Enfin, il ressort d’un rapport du 18 mars 2021 établi par la société Samsic à l’issue d’un compte‑rendu d’entretien avec un de ses salariés, que le requérant s’est montré menaçant et insistant à l’égard d’un salarié de ladite société qu’il accusait de lui avoir dérobé 50 euros. Il en ressort également qu’il a contacté cette personne sur son téléphone avec une grande insistance, le 28 février et les 7 et 12 mars 2021, comme le montre le journal d’appels de l’intéressé, tandis que le requérant s’en tient à procéder par voie de dénégations, sans toutefois apporter le moindre élément appuyant ces dernières et notamment, son propre journal d’appels.
Vous pourrez donc retenir que tous les faits qui lui sont reprochés sont établis.
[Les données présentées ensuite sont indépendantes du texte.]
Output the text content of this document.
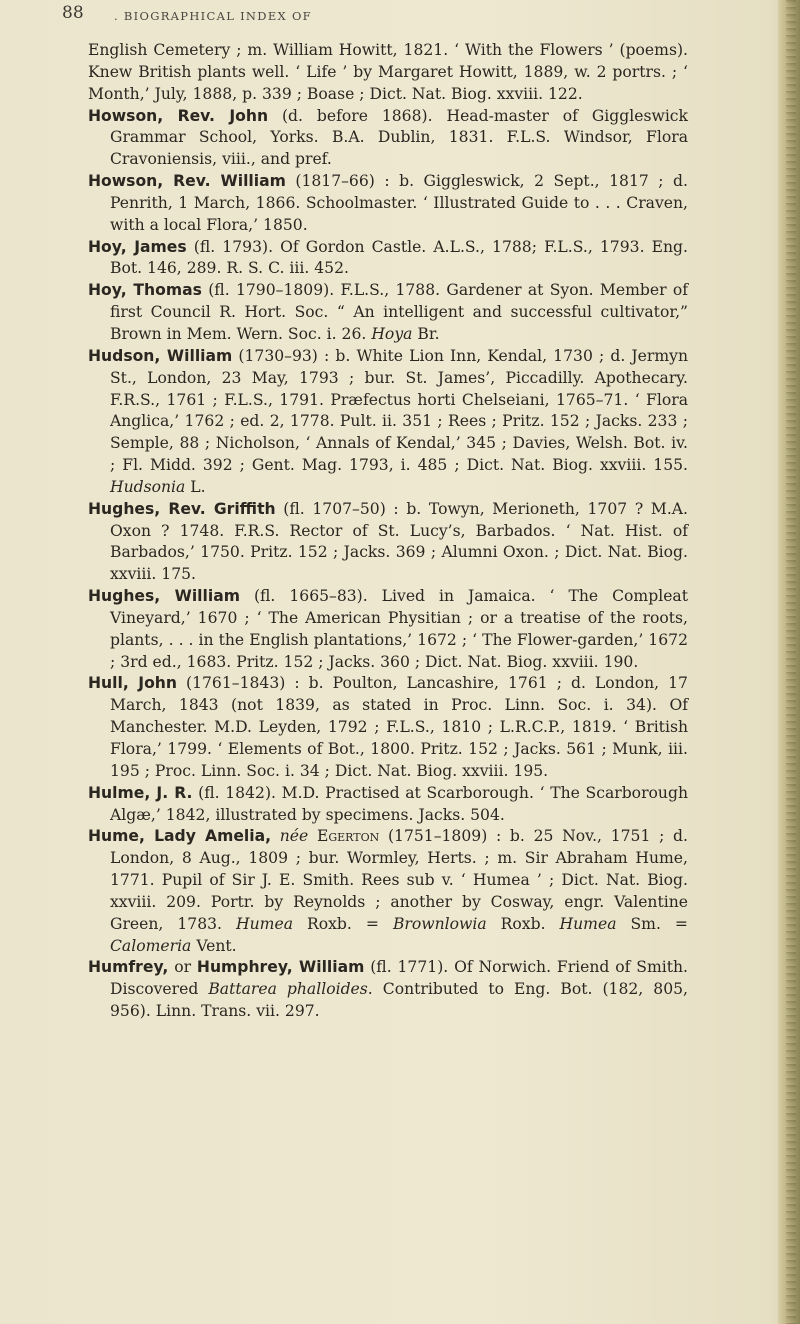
88	. BIOGRAPHICAL INDEX OF

English Cemetery ; m. William Howitt, 1821. ‘ With the Flowers ’ (poems). Knew British plants well. ‘ Life ’ by Margaret Howitt, 1889, w. 2 portrs. ; ‘ Month,’ July, 1888, p. 339 ; Boase ; Dict. Nat. Biog. xxviii. 122.

Howson, Rev. John (d. before 1868). Head-master of Giggleswick Grammar School, Yorks. B.A. Dublin, 1831. F.L.S. Windsor, Flora Cravoniensis, viii., and pref.

Howson, Rev. William (1817–66) : b. Giggleswick, 2 Sept., 1817 ; d. Penrith, 1 March, 1866. Schoolmaster. ‘ Illustrated Guide to . . . Craven, with a local Flora,’ 1850.

Hoy, James (fl. 1793). Of Gordon Castle. A.L.S., 1788; F.L.S., 1793. Eng. Bot. 146, 289. R. S. C. iii. 452.

Hoy, Thomas (fl. 1790–1809). F.L.S., 1788. Gardener at Syon. Member of first Council R. Hort. Soc. “ An intelligent and successful cultivator,” Brown in Mem. Wern. Soc. i. 26. Hoya Br.

Hudson, William (1730–93) : b. White Lion Inn, Kendal, 1730 ; d. Jermyn St., London, 23 May, 1793 ; bur. St. James’, Piccadilly. Apothecary. F.R.S., 1761 ; F.L.S., 1791. Præfectus horti Chelseiani, 1765–71. ‘ Flora Anglica,’ 1762 ; ed. 2, 1778. Pult. ii. 351 ; Rees ; Pritz. 152 ; Jacks. 233 ; Semple, 88 ; Nicholson, ‘ Annals of Kendal,’ 345 ; Davies, Welsh. Bot. iv. ; Fl. Midd. 392 ; Gent. Mag. 1793, i. 485 ; Dict. Nat. Biog. xxviii. 155. Hudsonia L.

Hughes, Rev. Griffith (fl. 1707–50) : b. Towyn, Merioneth, 1707 ? M.A. Oxon ? 1748. F.R.S. Rector of St. Lucy’s, Barbados. ‘ Nat. Hist. of Barbados,’ 1750. Pritz. 152 ; Jacks. 369 ; Alumni Oxon. ; Dict. Nat. Biog. xxviii. 175.

Hughes, William (fl. 1665–83). Lived in Jamaica. ‘ The Compleat Vineyard,’ 1670 ; ‘ The American Physitian ; or a treatise of the roots, plants, . . . in the English plantations,’ 1672 ; ‘ The Flower-garden,’ 1672 ; 3rd ed., 1683. Pritz. 152 ; Jacks. 360 ; Dict. Nat. Biog. xxviii. 190.

Hull, John (1761–1843) : b. Poulton, Lancashire, 1761 ; d. London, 17 March, 1843 (not 1839, as stated in Proc. Linn. Soc. i. 34). Of Manchester. M.D. Leyden, 1792 ; F.L.S., 1810 ; L.R.C.P., 1819. ‘ British Flora,’ 1799. ‘ Elements of Bot., 1800. Pritz. 152 ; Jacks. 561 ; Munk, iii. 195 ; Proc. Linn. Soc. i. 34 ; Dict. Nat. Biog. xxviii. 195.

Hulme, J. R. (fl. 1842). M.D. Practised at Scarborough. ‘ The Scarborough Algæ,’ 1842, illustrated by specimens. Jacks. 504.

Hume, Lady Amelia, née Egerton (1751–1809) : b. 25 Nov., 1751 ; d. London, 8 Aug., 1809 ; bur. Wormley, Herts. ; m. Sir Abraham Hume, 1771. Pupil of Sir J. E. Smith. Rees sub v. ‘ Humea ’ ; Dict. Nat. Biog. xxviii. 209. Portr. by Reynolds ; another by Cosway, engr. Valentine Green, 1783. Humea Roxb. = Brownlowia Roxb. Humea Sm. = Calomeria Vent.

Humfrey, or Humphrey, William (fl. 1771). Of Norwich. Friend of Smith. Discovered Battarea phalloides. Contributed to Eng. Bot. (182, 805, 956). Linn. Trans. vii. 297.
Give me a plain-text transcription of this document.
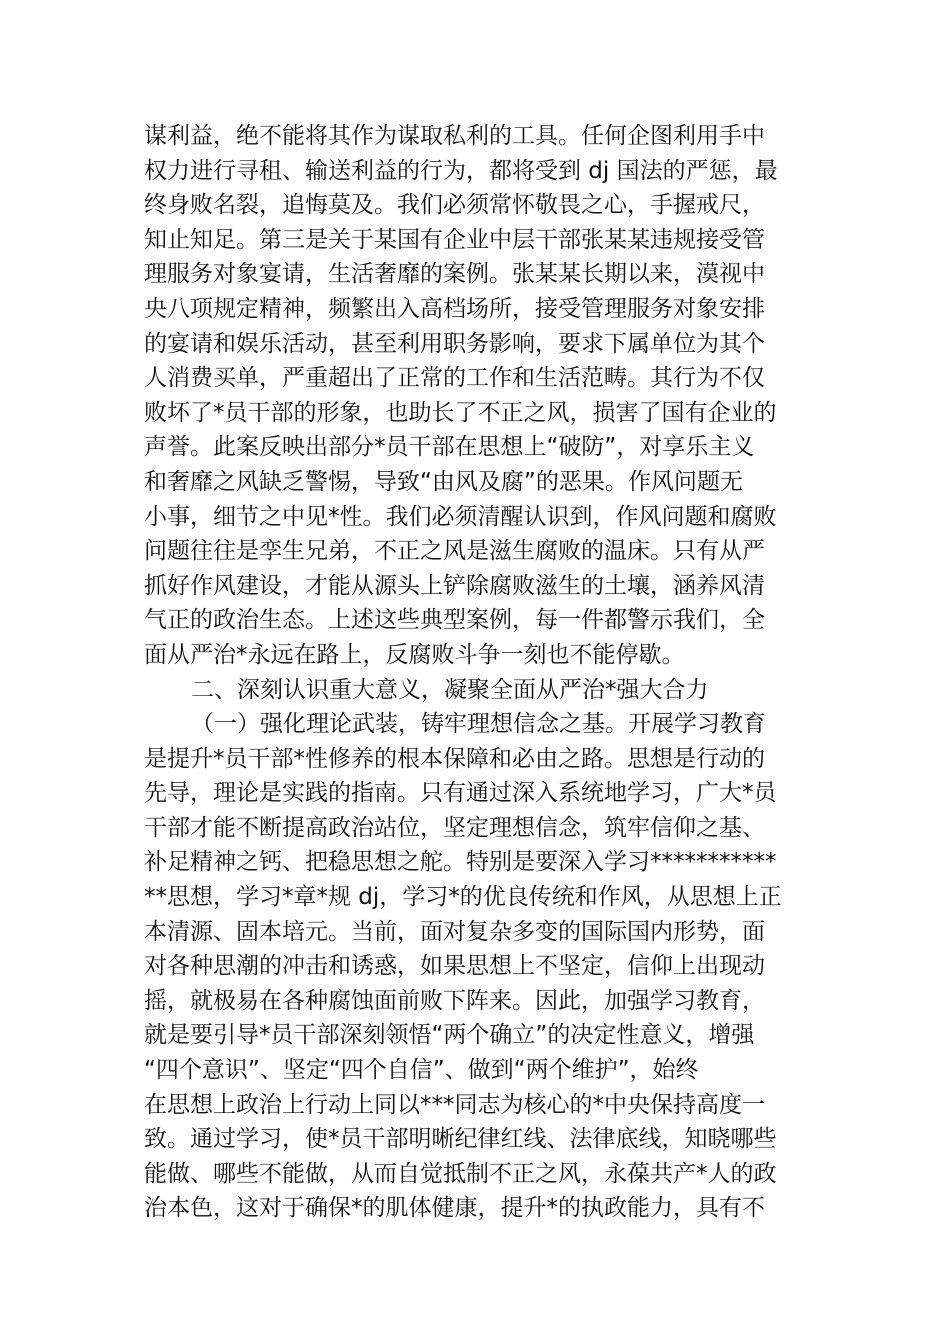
谋利益，绝不能将其作为谋取私利的工具。任何企图利用手中
权力进行寻租、输送利益的行为，都将受到 dj 国法的严惩，最
终身败名裂，追悔莫及。我们必须常怀敬畏之心，手握戒尺，
知止知足。第三是关于某国有企业中层干部张某某违规接受管
理服务对象宴请，生活奢靡的案例。张某某长期以来，漠视中
央八项规定精神，频繁出入高档场所，接受管理服务对象安排
的宴请和娱乐活动，甚至利用职务影响，要求下属单位为其个
人消费买单，严重超出了正常的工作和生活范畴。其行为不仅
败坏了*员干部的形象，也助长了不正之风，损害了国有企业的
声誉。此案反映出部分*员干部在思想上“破防”，对享乐主义
和奢靡之风缺乏警惕，导致“由风及腐”的恶果。作风问题无
小事，细节之中见*性。我们必须清醒认识到，作风问题和腐败
问题往往是孪生兄弟，不正之风是滋生腐败的温床。只有从严
抓好作风建设，才能从源头上铲除腐败滋生的土壤，涵养风清
气正的政治生态。上述这些典型案例，每一件都警示我们，全
面从严治*永远在路上，反腐败斗争一刻也不能停歇。
二、深刻认识重大意义，凝聚全面从严治*强大合力
（一）强化理论武装，铸牢理想信念之基。开展学习教育
是提升*员干部*性修养的根本保障和必由之路。思想是行动的
先导，理论是实践的指南。只有通过深入系统地学习，广大*员
干部才能不断提高政治站位，坚定理想信念，筑牢信仰之基、
补足精神之钙、把稳思想之舵。特别是要深入学习***********
**思想，学习*章*规 dj，学习*的优良传统和作风，从思想上正
本清源、固本培元。当前，面对复杂多变的国际国内形势，面
对各种思潮的冲击和诱惑，如果思想上不坚定，信仰上出现动
摇，就极易在各种腐蚀面前败下阵来。因此，加强学习教育，
就是要引导*员干部深刻领悟“两个确立”的决定性意义，增强
“四个意识”、坚定“四个自信”、做到“两个维护”，始终
在思想上政治上行动上同以***同志为核心的*中央保持高度一
致。通过学习，使*员干部明晰纪律红线、法律底线，知晓哪些
能做、哪些不能做，从而自觉抵制不正之风，永葆共产*人的政
治本色，这对于确保*的肌体健康，提升*的执政能力，具有不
Or, ces faits sont fautifs et de nature à justifier qu’une sanction disciplinaire fût infligée à l’intéressé, à l’exception de ceux, déjà sanctionnés, tenant aux insultes proférées par lui à l’encontre d’un cadre de santé le 1er janvier 2019. Et compte tenu de leur nature, de leur répétition, de l’absence d’évolution du comportement de cet agent malgré les sanctions dont il a déjà fait l’objet et de son retentissement sur le fonctionnement et l’image du service, celle qui lui a été infligée n’est pas disproportionnée et même, à notre sens, plutôt clémente16.
Vous confirmerez donc le jugement attaqué.
- III -
L’établissement de soins a alors droit à une indemnité au titre de ses frais de justice.
Par ces motifs nous concluons au rejet de la requête et à ce qu’une somme de 1 500 euros soit mise à la charge du requérant au titre de l’article L. 761‑1 du Code de justice administrative.